What's New

White Rock
added May 10, 2022
White Rock
For thousands of years the area now known as White Rock was inhabited by a Coast Salish tribe called the Semiahmoo.  The town of White Rock grew from a Canada Customs mandate that ports of entry be located one mile from the border, which in 1846 was determined to be the 49th parallel. Then came the railway, bringing tourists from Vancouver and New Westminster.  The rock itself, stained white by seagull poop, was bright enough to be used as a beacon by 19th century sailors. Now it's painted white.  (1920-ish photo from BC Archives.)

999 Denman Street
added April 27, 2022
999 Denman Street
This West End apartment building looks relatively unchanged after almost 100 years.  It was built by HH Stevens, a grocer from Yale BC who also built the Queen Charlotte on Nicola Street.  You can find a little more history on it here.  (1928 Major Matthews photo from City of Vancouver Archives). 

Abbott House
added April 25, 2022
Abbott House
The Abbott House was built in 1900 on a picturesque bluff that once boasted a view of Coal Harbour. The neighbourhood, known as Blueblood Alley, was full of grand homes, but this is the last one standing.  Wealthy residents left the West end for Shaughnessy in the early 1900s, where a lot could be purchased for the princely sum of 50 bucks. The original owner, Henry Braithewaite Abbott, was a big shot for the CPR, and had a street named after him in Gastown.  (1985 City of Vancouver Planning Department image from the City of Vancouver Archives).

Brandiz Hotel
added April 25, 2022
Brandiz Hotel
This 1913 building has undergone a few name changes over the years. It was originally called the Hotel Seward, then the Howard Hotel, and the Empire Hotel. Today it is a privately-owned SRO hotel called the Brandiz.  Back in the day this was a bustling corner of the city, with neighbours like the Pantages Theatre and the White Lunch Cafe.  It's original price tag was $60,000 and today is assessed at just over $10 million. (1935 Major Matthews image from the City of Vancouver City Archives).

Waterfront Station
added April 20, 2022
Waterfront Station
This iconic Vancouver landmark was built by CP Rail and opened in 1914. It was the third station built by the railway at this location. It served as the western terminus of CP's passenger train business until 1979. Today it is a busy transportation hub, connecting passengers using the SeaBus, SkyTrain and West Coast Express. 

Fairacres Estate
added April 18, 2022
Fairacres Estate
The current site of the Burnaby Art Gallery was originally built in 1911 by Henry Ceperley, a real estate and insurance tycoon.  At the time, it was Burnaby's largest private home.  It changed hands numerous times over the years until it was bought by the City in the 1960s. 

Matheson House
added March 19, 2022
Matheson House
This beautiful 1929 Norman Revival style house was designed by and built for architect R.M. Matheson of Townley and Matheson, prolific designers of Vancouver homes between the two World Wars. They also designed Vancouver's City Hall. Later on, the home was renovated by another famed architect, C.B.K. Van Norman. (1931 Dominion Photo image from the City of Vancouver Archives).

Burrard Bridge
added March 19, 2022
Burrard Bridge
This photo was taken in 1932, when the bridge first opened. It shows a marine gas station, and through the spans you can see the False Creek trestle of the Lulu Island line, which took passengers from downtown to Steveston, and as far east as Chilliwack.  (1932 Stuart Thompson photograph from City of Vancouver Archives).
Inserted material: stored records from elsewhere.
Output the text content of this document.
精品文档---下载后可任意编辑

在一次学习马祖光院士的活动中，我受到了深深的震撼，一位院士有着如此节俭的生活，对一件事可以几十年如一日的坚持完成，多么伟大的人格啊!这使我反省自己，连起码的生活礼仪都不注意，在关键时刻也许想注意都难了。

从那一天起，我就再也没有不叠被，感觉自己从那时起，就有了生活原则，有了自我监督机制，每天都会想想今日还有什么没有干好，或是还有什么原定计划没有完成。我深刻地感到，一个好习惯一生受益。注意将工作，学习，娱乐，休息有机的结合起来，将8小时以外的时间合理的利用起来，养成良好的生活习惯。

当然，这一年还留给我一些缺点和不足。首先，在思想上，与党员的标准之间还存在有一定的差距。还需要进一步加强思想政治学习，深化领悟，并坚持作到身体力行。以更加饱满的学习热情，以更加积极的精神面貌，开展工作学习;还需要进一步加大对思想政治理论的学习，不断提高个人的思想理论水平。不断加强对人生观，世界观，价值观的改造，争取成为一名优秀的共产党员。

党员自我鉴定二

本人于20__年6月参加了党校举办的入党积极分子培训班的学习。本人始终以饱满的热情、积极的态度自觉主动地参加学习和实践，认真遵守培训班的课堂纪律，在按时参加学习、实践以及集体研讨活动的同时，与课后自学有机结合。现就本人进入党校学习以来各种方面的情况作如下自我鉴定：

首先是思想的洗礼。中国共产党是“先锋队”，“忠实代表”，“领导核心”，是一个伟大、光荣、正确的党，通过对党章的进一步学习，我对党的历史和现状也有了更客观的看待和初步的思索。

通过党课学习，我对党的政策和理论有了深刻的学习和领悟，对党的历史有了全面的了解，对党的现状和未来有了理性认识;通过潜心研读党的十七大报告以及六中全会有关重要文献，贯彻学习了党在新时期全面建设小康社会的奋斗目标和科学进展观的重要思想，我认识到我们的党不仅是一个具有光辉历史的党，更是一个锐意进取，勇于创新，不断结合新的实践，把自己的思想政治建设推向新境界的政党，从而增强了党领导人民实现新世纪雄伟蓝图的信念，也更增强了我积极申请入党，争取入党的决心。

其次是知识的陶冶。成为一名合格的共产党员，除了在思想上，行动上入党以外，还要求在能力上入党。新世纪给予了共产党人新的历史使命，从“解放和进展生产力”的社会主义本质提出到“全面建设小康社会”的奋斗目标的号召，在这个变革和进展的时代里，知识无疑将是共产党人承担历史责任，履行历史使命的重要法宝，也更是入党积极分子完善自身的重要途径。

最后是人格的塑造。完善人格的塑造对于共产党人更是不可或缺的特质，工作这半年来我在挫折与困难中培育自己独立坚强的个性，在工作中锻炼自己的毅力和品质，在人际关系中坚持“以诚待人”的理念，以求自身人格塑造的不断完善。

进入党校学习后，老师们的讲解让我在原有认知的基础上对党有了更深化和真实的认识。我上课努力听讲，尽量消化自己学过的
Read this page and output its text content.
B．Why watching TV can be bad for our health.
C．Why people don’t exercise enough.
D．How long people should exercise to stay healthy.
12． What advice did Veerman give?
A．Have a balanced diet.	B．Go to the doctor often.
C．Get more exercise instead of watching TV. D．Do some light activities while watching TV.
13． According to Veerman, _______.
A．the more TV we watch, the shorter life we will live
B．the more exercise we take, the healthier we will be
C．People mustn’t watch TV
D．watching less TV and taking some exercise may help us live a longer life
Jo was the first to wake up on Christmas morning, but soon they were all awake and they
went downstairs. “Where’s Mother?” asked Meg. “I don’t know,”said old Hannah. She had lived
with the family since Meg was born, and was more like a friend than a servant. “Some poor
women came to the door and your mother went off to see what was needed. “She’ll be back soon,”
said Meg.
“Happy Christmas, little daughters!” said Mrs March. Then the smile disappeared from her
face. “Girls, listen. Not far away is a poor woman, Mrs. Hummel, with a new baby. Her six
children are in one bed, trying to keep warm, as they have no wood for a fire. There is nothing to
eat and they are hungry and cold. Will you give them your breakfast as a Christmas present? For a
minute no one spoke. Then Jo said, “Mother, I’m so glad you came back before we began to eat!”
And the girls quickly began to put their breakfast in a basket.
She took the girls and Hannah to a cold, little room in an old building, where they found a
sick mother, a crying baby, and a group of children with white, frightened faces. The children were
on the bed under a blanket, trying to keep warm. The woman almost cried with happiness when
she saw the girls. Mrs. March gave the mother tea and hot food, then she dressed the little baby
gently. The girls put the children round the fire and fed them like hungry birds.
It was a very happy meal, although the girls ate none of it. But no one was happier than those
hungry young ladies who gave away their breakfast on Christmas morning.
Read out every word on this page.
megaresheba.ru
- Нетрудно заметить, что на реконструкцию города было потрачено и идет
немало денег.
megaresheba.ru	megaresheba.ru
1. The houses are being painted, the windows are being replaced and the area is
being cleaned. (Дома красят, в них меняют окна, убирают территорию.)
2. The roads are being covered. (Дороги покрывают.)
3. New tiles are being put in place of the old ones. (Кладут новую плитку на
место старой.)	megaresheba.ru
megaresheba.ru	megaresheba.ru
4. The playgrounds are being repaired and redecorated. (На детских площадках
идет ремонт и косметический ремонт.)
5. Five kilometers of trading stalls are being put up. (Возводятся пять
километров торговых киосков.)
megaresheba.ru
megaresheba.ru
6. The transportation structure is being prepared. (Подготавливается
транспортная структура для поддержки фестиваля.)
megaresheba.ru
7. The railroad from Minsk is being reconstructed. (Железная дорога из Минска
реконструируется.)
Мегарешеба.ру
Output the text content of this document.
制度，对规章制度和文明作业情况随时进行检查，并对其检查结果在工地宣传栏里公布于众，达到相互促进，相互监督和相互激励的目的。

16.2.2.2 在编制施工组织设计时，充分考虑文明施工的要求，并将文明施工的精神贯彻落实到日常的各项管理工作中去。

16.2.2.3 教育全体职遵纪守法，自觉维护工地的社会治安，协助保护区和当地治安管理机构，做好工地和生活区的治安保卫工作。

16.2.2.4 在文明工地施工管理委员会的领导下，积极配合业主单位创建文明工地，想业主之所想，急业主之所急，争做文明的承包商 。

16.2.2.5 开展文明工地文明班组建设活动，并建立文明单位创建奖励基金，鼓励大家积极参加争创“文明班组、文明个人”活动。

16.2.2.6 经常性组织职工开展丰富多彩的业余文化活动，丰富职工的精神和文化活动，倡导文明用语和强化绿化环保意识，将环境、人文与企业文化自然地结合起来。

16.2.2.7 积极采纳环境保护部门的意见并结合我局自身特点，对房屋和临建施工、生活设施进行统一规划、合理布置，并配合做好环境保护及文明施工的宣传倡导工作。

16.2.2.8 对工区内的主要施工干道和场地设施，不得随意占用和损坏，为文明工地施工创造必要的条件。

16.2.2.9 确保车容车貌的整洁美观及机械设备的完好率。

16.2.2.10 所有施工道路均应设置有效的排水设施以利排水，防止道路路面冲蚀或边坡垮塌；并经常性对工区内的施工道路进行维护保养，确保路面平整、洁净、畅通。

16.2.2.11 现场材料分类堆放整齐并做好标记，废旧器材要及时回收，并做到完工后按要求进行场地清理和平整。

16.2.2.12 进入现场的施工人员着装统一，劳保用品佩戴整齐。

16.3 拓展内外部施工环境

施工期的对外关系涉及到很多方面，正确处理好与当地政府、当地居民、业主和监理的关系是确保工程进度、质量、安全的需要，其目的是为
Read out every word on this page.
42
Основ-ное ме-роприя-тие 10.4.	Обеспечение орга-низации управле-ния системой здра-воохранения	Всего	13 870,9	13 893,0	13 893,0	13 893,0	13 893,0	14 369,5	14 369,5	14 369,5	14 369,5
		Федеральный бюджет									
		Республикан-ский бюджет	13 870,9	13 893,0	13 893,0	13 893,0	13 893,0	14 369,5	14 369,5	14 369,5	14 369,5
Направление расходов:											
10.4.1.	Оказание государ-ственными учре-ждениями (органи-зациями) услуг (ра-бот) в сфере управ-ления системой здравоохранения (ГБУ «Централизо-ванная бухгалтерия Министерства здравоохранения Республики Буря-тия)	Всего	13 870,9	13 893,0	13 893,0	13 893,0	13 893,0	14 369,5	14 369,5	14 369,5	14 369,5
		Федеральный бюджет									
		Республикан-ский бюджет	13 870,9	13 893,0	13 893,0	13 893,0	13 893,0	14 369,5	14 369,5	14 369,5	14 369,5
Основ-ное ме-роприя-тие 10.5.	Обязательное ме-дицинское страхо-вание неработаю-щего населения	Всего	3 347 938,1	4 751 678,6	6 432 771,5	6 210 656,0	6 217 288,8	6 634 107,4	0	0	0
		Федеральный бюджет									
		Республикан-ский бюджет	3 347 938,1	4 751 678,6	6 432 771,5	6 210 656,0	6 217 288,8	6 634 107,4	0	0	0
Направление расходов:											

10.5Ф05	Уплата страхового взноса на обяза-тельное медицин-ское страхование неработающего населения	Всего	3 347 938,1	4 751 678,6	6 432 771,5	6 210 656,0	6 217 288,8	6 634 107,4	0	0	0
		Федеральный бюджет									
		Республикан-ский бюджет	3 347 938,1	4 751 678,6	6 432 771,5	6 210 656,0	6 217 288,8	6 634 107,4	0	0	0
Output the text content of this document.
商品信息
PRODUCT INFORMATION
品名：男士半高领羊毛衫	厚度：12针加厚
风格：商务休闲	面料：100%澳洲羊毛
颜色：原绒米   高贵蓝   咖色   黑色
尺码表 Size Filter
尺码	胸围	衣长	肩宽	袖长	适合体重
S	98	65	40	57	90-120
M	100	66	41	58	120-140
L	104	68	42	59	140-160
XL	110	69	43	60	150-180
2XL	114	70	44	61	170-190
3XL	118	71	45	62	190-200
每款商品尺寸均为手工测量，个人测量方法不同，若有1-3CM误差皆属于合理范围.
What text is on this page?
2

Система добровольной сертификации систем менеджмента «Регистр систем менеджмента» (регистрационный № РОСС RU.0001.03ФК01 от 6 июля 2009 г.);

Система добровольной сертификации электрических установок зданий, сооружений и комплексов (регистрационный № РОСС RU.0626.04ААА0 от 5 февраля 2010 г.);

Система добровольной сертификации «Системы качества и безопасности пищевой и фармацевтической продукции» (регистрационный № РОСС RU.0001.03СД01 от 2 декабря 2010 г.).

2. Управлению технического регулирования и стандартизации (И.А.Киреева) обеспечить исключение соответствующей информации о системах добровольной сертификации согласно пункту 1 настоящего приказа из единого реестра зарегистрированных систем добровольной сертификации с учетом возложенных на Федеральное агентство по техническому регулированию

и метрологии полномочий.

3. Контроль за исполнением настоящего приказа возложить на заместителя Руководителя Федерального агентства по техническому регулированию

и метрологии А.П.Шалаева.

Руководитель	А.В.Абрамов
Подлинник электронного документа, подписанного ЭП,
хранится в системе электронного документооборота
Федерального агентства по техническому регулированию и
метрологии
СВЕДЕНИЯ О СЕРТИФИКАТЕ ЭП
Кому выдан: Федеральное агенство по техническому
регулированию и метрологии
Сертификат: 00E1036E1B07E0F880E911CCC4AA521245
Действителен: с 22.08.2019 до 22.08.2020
Burrard and Nelson Streets
added March 19, 2022
Burrard and Nelson Streets
This 1923 image shows Burrard Street's cobblestones, as well as markers indicating future trolley car tracks.  First Baptist Church is still there on the left, currently shrouded by scaffolding.  (1923 Stuart Thompson image from City of Vancouver Archives).

Embassy Ballroom
added March 18, 2022
Embassy Ballroom
The 1908 building you can see on the right side of the frame was originally called the Lester Dancing Academy (you can see some pictures of the interior here). In the 1940s it was called the Embassy Ballroom. In the 1960s it was Dantes Inferno, then the Retinal Circus, a rock venue hosting such luminaries as Led Zepplin, Janis Joplin, The Grateful Dead, the Velvet Underground and The Doors. Today it's a thriving nightclub known as Celebrities. (1958 Major Matthews image from the City of Vancouver Archives).